Un mese di gennaio dalle caratteristiche più instabili e fredde

Si rafforza l'ipotesi di una nuova fase atmosferica più fredda ed instabile nel mese di gennaio.

Un mese di gennaio dalle caratteristiche più instabili e fredde

La circolazione atmosferica relativa a questo mese di gennaio 2019, sembra avviata verso una fase prolungata di instabilità a carattere freddo. Questa è l’idea suggerita dai principali modelli a nostra disposizione, i quali mettono in luce un’evoluzione del tempo piuttosto interessante nella prima metà del nuovo mese. A livello puramente circolatorio, i protagonisti in gioco saranno sempre due; da un lato il potente anticiclone sull’oceano Atlantico, dall’altro le masse d’aria più fredde ed instabili di derivazione artica.

Forse per effetto del tanto discusso stratwarming, la prima decade di gennaio vedrà una graduale attenuazione della cosiddetta ‘tensione zonale’, cioè nella forza e nell’intensità della corrente a getto occidentale che lascerà il posto ad una circolazione più propensa agli scambi meridiani tra le masse d’aria.

E’ un processo che potrebbe favorire un raffreddamento prolungato delle lande nord-est europee ma questa volta l’aria fredda oserebbe anche di più, propagandosi verso il Mediterraneo e raggiungendo il nostro Paese in più di un’occasione, dando vita ad un mese di gennaio finalmente dalle caratteristiche più invernali.

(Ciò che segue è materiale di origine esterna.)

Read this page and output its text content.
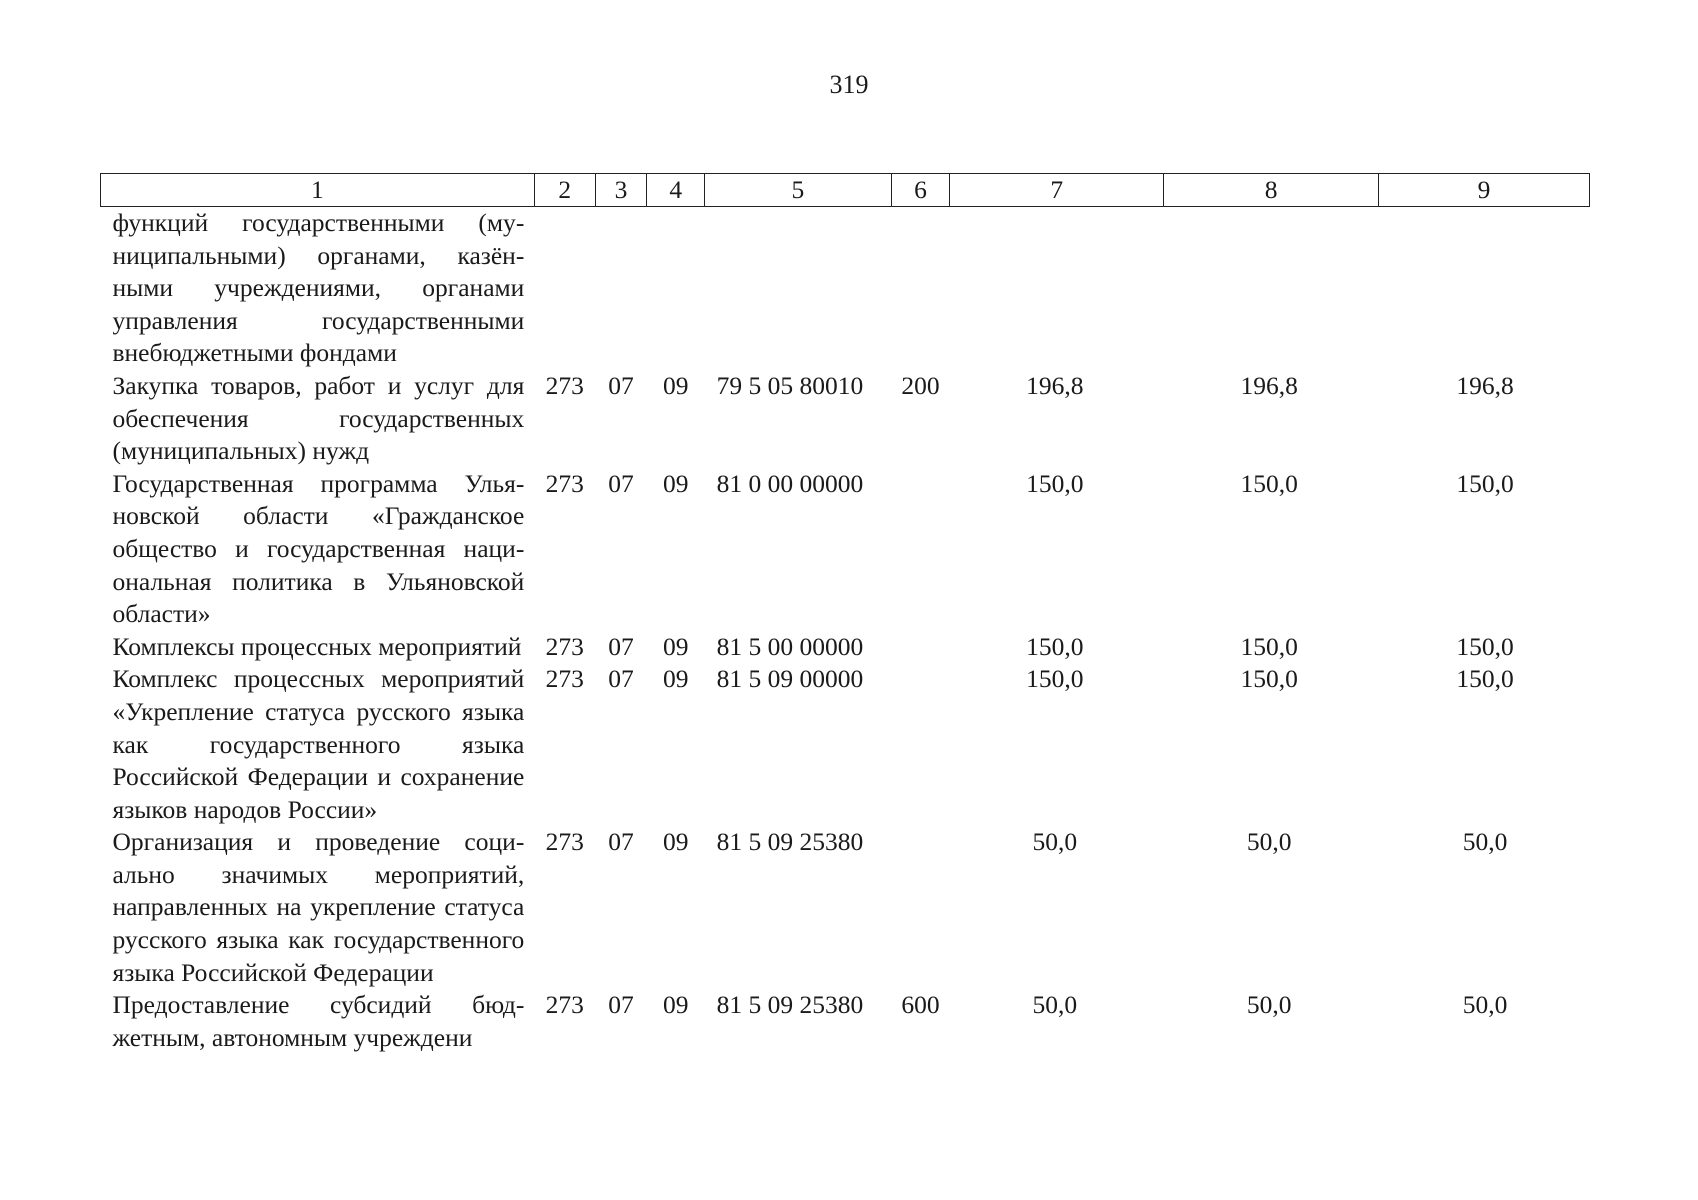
319
1	2	3	4	5	6	7	8	9
функций государственными (муниципальными) органами, казёнными учреждениями, органами управления государственными внебюджетными фондами								
Закупка товаров, работ и услуг для обеспечения государственных (муниципальных) нужд	273	07	09	79 5 05 80010	200	196,8	196,8	196,8
Государственная программа Ульяновской области «Гражданское общество и государственная национальная политика в Ульяновской области»	273	07	09	81 0 00 00000		150,0	150,0	150,0
Комплексы процессных мероприятий	273	07	09	81 5 00 00000		150,0	150,0	150,0
Комплекс процессных мероприятий «Укрепление статуса русского языка как государственного языка Российской Федерации и сохранение языков народов России»	273	07	09	81 5 09 00000		150,0	150,0	150,0
Организация и проведение социально значимых мероприятий, направленных на укрепление статуса русского языка как государственного языка Российской Федерации	273	07	09	81 5 09 25380		50,0	50,0	50,0
Предоставление субсидий бюджетным, автономным учреждени	273	07	09	81 5 09 25380	600	50,0	50,0	50,0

La direzione di provenienza dei venti in quota sarà prevalente di tipo settentrionale oppure nord-orientale, i valori di temperatura acquisteranno nei prossimi giorni caratteristiche altalenanti, con riprese improvvise soprattutto sulle regioni occidentali (weekend sabato 12, domenica 13) e diminuzioni altrettanto imprevedibili.

Le precipitazioni saranno concentrate soprattutto sulle regioni meridionali,
sebbene il quadro sinottico generale non escluda la possibilità di ciclogenesi sul Mediterraneo centrale, in grado di portare maltempo anche al nord.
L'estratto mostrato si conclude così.